Tuttavia, se le motivazioni che inducono al suicidio sono molteplici, in tempo di Covid19 il focus è quasi sempre lo stesso: la profonda crisi economica, la perdita del lavoro, il denaro che non c’è, i debiti che si accumulano, l’impossibilità di progettare il domani e, in definitiva, l’impossibilità di andare avanti. “Noi siamo programmati per prevedere – spiega lo psicoterapeuta Mario Camillo Pigazzini - il senso di responsabilità non è altro che questo: io faccio una scelta e ne prevedo le conseguenze. È fondamentale per noi umani. Il nostro cervello è fatto per prevedere e nel momento in cui non riesco più a farlo, dinnanzi a me compare il vuoto, il buio.”

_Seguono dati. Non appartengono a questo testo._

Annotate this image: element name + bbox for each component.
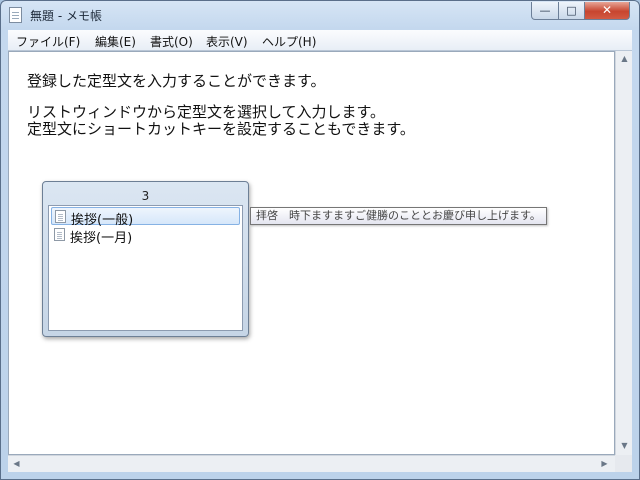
scroll-down-arrow-icon[interactable]: ▼ xyxy=(616,441,633,450)
close-button[interactable]: ✕ xyxy=(584,2,630,20)
menu-format[interactable]: 書式(O) xyxy=(150,33,193,50)
menu-edit[interactable]: 編集(E) xyxy=(95,33,136,50)
scrollbar-corner xyxy=(615,455,632,472)
scroll-up-arrow-icon[interactable]: ▲ xyxy=(616,54,633,63)
menu-view[interactable]: 表示(V) xyxy=(206,33,248,50)
notepad-app-icon[interactable] xyxy=(9,7,22,23)
maximize-button[interactable]: □ xyxy=(558,2,585,20)
template-item-greeting-january[interactable]: 挨拶(一月) xyxy=(51,226,240,246)
scroll-left-arrow-icon[interactable]: ◀ xyxy=(8,459,25,468)
document-icon xyxy=(54,228,65,241)
document-icon xyxy=(55,210,66,223)
menu-help[interactable]: ヘルプ(H) xyxy=(262,33,316,50)
minimize-button[interactable]: — xyxy=(531,2,559,20)
template-preview-tooltip: 拝啓 時下ますますご健勝のこととお慶び申し上げます。 xyxy=(250,207,547,225)
editor-line-3: 定型文にショートカットキーを設定することもできます。 xyxy=(27,120,415,138)
editor-line-1: 登録した定型文を入力することができます。 xyxy=(27,72,326,90)
window-title: 無題 - メモ帳 xyxy=(30,9,102,23)
vertical-scrollbar[interactable]: ▲ ▼ xyxy=(615,51,632,455)
scroll-right-arrow-icon[interactable]: ▶ xyxy=(596,459,613,468)
template-list-window: 3 挨拶(一般) 挨拶(一月) xyxy=(42,181,249,337)
menu-bar: ファイル(F) 編集(E) 書式(O) 表示(V) ヘルプ(H) xyxy=(8,30,632,51)
horizontal-scrollbar[interactable]: ◀ ▶ xyxy=(8,455,615,472)
menu-file[interactable]: ファイル(F) xyxy=(16,33,80,50)
template-item-label: 挨拶(一月) xyxy=(70,231,133,246)
template-item-greeting-general[interactable]: 挨拶(一般) xyxy=(51,207,240,228)
template-list-header: 3 xyxy=(141,189,150,203)
template-list[interactable]: 挨拶(一般) 挨拶(一月) xyxy=(48,205,243,331)
title-bar[interactable]: 無題 - メモ帳 — □ ✕ xyxy=(1,1,639,29)
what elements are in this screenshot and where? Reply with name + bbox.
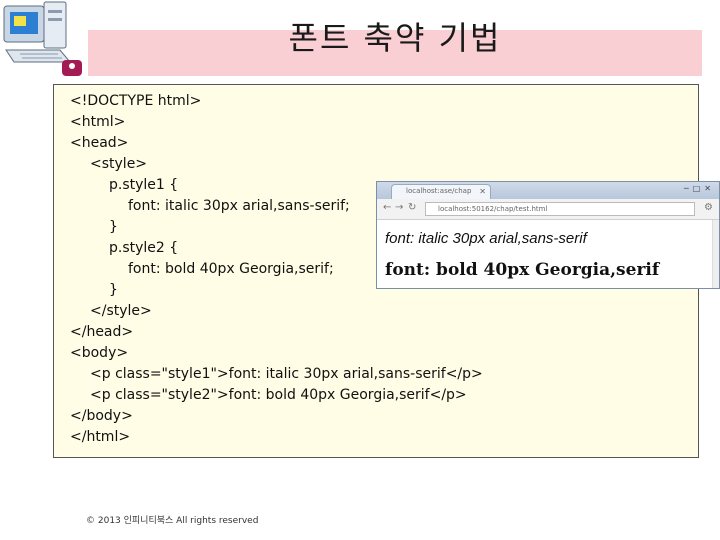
browser-tab[interactable]: localhost:ase/chap ✕ [391, 184, 491, 199]
copyright-footer: © 2013 인피니티북스 All rights reserved [86, 516, 259, 526]
reload-icon[interactable]: ↻ [408, 202, 416, 213]
code-line: font: italic 30px arial,sans-serif; [128, 198, 350, 214]
code-line: <p class="style1">font: italic 30px aria… [90, 366, 483, 382]
forward-icon[interactable]: → [395, 202, 403, 213]
close-icon[interactable]: ✕ [704, 184, 715, 193]
output-style1: font: italic 30px arial,sans-serif [385, 230, 587, 247]
minimize-icon[interactable]: ─ [684, 184, 693, 193]
maximize-icon[interactable]: □ [693, 184, 705, 193]
code-line: <style> [90, 156, 148, 172]
code-line: <body> [70, 345, 129, 361]
tab-close-icon[interactable]: ✕ [479, 185, 486, 198]
window-controls: ─□✕ [684, 184, 715, 193]
code-line: </style> [90, 303, 152, 319]
scrollbar[interactable] [712, 220, 719, 288]
code-line: <head> [70, 135, 129, 151]
code-line: font: bold 40px Georgia,serif; [128, 261, 334, 277]
browser-tab-bar: localhost:ase/chap ✕ ─□✕ [377, 182, 719, 199]
address-text: localhost:50162/chap/test.html [438, 205, 548, 213]
code-line: p.style2 { [109, 240, 179, 256]
code-line: </head> [70, 324, 134, 340]
code-line: p.style1 { [109, 177, 179, 193]
computer-logo-icon [3, 1, 82, 76]
code-line: <p class="style2">font: bold 40px Georgi… [90, 387, 467, 403]
back-icon[interactable]: ← [383, 202, 391, 213]
slide-title: 폰트 축약 기법 [288, 19, 502, 57]
browser-toolbar: ← → ↻ localhost:50162/chap/test.html ⚙ [377, 199, 719, 220]
tab-title: localhost:ase/chap [406, 187, 472, 195]
code-line: </html> [70, 429, 131, 445]
code-line: </body> [70, 408, 133, 424]
code-line: } [109, 282, 118, 298]
output-style2: font: bold 40px Georgia,serif [385, 260, 660, 280]
wrench-icon[interactable]: ⚙ [704, 202, 713, 213]
title-bar: 폰트 축약 기법 [88, 19, 702, 76]
browser-window: localhost:ase/chap ✕ ─□✕ ← → ↻ localhost… [376, 181, 720, 289]
code-line: <html> [70, 114, 126, 130]
code-line: <!DOCTYPE html> [70, 93, 202, 109]
address-bar[interactable]: localhost:50162/chap/test.html [425, 202, 695, 216]
code-line: } [109, 219, 118, 235]
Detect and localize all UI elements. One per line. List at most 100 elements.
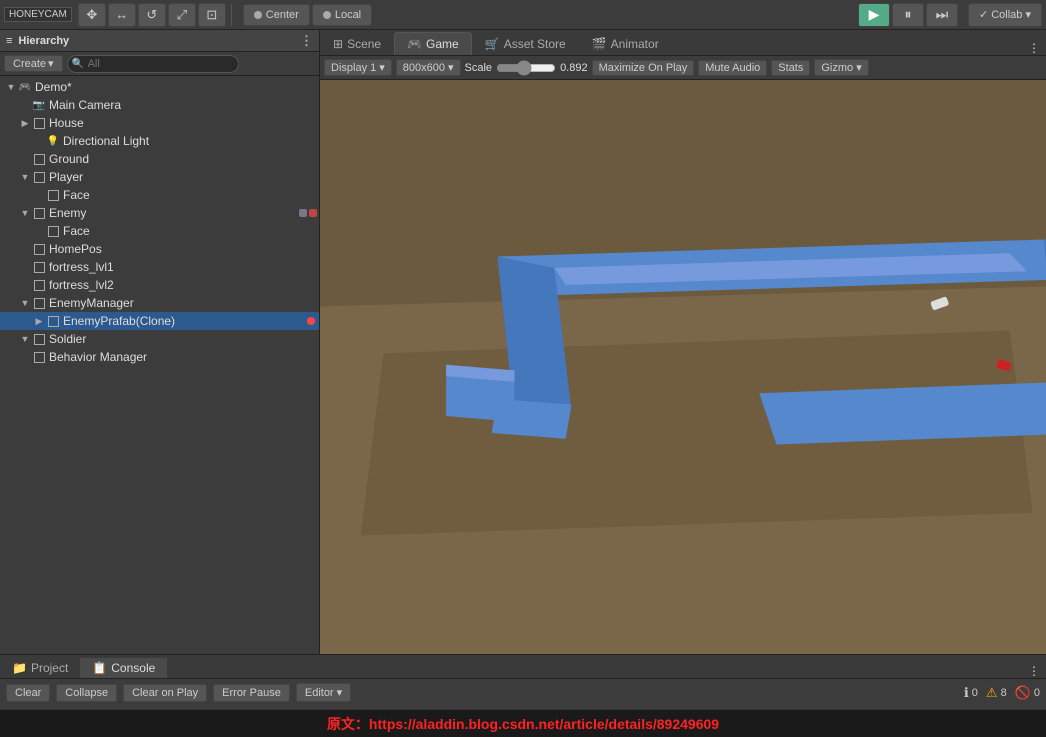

Maurizio Montanari, psicoanalista e responsabile del centro di psicoanalisi applicata Liberaparola, ha lanciato l’allarme durante un’intervista per le Iene.it: “Con quarantena e coronavirus rischiamo anche un incremento di suicidi legati alla perdita del lavoro e di problematiche psicologiche per i medici e parte della popolazione. Bisogna intervenire appena finita la pandemia con l’implementazione dei servizi di sostegno psicologico, pensando anche a progetti ad hoc, che garantiscano l’anonimato e la gratuità, dobbiamo investire anche su questo”. Gli fa eco Armando Piccinni, psichiatra e presidente della Fondazione BRF – Istituto per la Ricerca in Neuroscienze e Psichiatria che dichiara “Era prevedibile, dopo la drammatica emergenza sanitaria per l’epidemia da Covid-19, che potesse scoppiare anche un’emergenza di ordine psichiatrico. Al di là dei singoli casi – prosegue Piccinni – gli studi scientifici dimostrano che ogni qual volta siamo vittime di epidemie, crisi economiche, emergenze internazionali e cataclismi, assistiamo anche ad un incremento dei disturbi di natura mentale che possono portare, nei casi più estremi, a idee di auto-soppressione”.
Insomma, il parere degli studiosi è unanime: era da prevedere. C’è da chiedersi dunque: tra le tante e spesso non necessarie, “task force” messe in campo, forse sarebbe il caso di lavorare maggiormente sulla prevenzione al suicidio con un adeguato supporto psicologico verso le fasce più deboli e, soprattutto, prevedere reali sostegni economici agli imprenditori, alle aziende, ai liberi professionisti ed a tutti i lavoratori che, nel perdere tutto, decidono che preferiscono perdere anche la vita.